We make these fetters for ourselves, and then
We grow and burst them. It is clear no man
Can so forecast the changes of his course
That he can promise so I will remain,
Such, and no other. Words like these are straws
The current plays with as it moves along.
* * *
... You cannot see that Time
Is God’s own movement, all that He can do
Between the day a man is born and dies.
... Think what the vines would be
If they were glued forever, and one month
Gave them a law—;the richness that would cease,
The flower, the shade, the ripening. We are men,
With fourscore years for season, and we alter
So exquisitely often on our way
To harvest and the end.
* * *
It never is too late for any seeing,
For any recognition we are wrong.
* * *
Earth’s wisdom will begin
When all relationships are put away,
With their dull pack of duties, and we look
Curious, benignant, with a great compassion
Into each other’s lives.
* * *
Pepin. And are you not a rebel?
Carloman. I am, I am, because I am alive—;
And not a slave who sleeps through Time, unable
To share its agitation.
* * *
The God I worship. He is just to-day—;
Not dreaming of the future,—;in itself,
Breath after breath divine! Oh, He becomes!
He cannot be of yesterday, for youth
Could not then walk beside Him, and the young
Must walk with God: and He is most alive
Wherever life is of each living thing.
To-morrow and to-morrow,—;those to-days
Of unborn generations.
The Roman trilogy dramatizes the epoch in which the decline of the Empire began, and covers, in the period from A.D. 180 to 212, the disastrous reigns of Commodus, of Didius Julianus, and the co-emperors Caracalla and Geta. The interlude of Pertinax and his heroic effort to stop the downward movement is not treated, except that his assassination is the starting-point of The World at Auction; and the military adventures of Septimius Severus offered the poets no suitable material. The three plays have not, therefore, a common protagonist: royal persons were killed off too quickly to be of service in this respect. But there is, nevertheless, a real bond between the three plays in the idea of the State; and there are physical links in certain persons of the drama. Thus Marcia, the noble Christian slave who was so closely associated with Commodus that her figure appears engraved with his on certain coins of the period, plays a very important part in the two first tragedies, with Eclectus her lover. Fadilla, sister to Commodus, and Pylades, a Greek dancer and pantomime, appear in all three plays—;Pylades giving the poets a welcome opportunity to present the character of artist that they always delighted in.

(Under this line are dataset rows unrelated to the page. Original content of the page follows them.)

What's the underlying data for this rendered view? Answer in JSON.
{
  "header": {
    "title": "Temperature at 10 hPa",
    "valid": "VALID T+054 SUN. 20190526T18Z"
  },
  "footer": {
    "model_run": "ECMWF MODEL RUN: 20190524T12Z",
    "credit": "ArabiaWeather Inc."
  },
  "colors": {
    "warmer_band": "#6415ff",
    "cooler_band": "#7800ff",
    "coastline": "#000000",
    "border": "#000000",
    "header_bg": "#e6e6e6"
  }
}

The first play of the trilogy, The Race of Leaves, is concerned simply with the downfall of Commodus. There is, of course, no deliberate presentation of a problem in any of these plays of the second period, though a problem of some sort is implicit in every one. It is not, in the trilogy, capable of statement as one clear force fighting another to a single issue; but as the complex, fluctuating, diverse elements of the epoch, making for conflict of morals, of religion, of class, of political and Imperial interests. And if it be protested that that is altogether too vague and abstract as a motive for drama, the reply is, of course, that it is by no means presented as theory. It is wrought into the persons of the drama and impels them. Imagination has so possessed itself of the historical situation that what was rotten in the State has crept insidiously into the life of the play, which goes to its tragic end in consequence.
It would be a fascinating study, illuminative of the different mental processes of the historian and the poet, to compare, throughout the trilogy, what Gibbon made of the same materials. One must not be beguiled far along that path; but in respect of Commodus, he is for Gibbon (and, of course, the evidence supports his judgment) an unnatural monster with “every sentiment of virtue and humanity extinct.” Which is to say that the historian has collated the facts and fitted them together into a certain pattern. The poet has done more than that. She has absorbed the spirit of the time; she has penetrated to the very soul of each of the persons of her drama, and that sympathetically: she has felt not only their individual reaction to the forces of their age of transition, but the subtle, disintegrating influence of the age itself.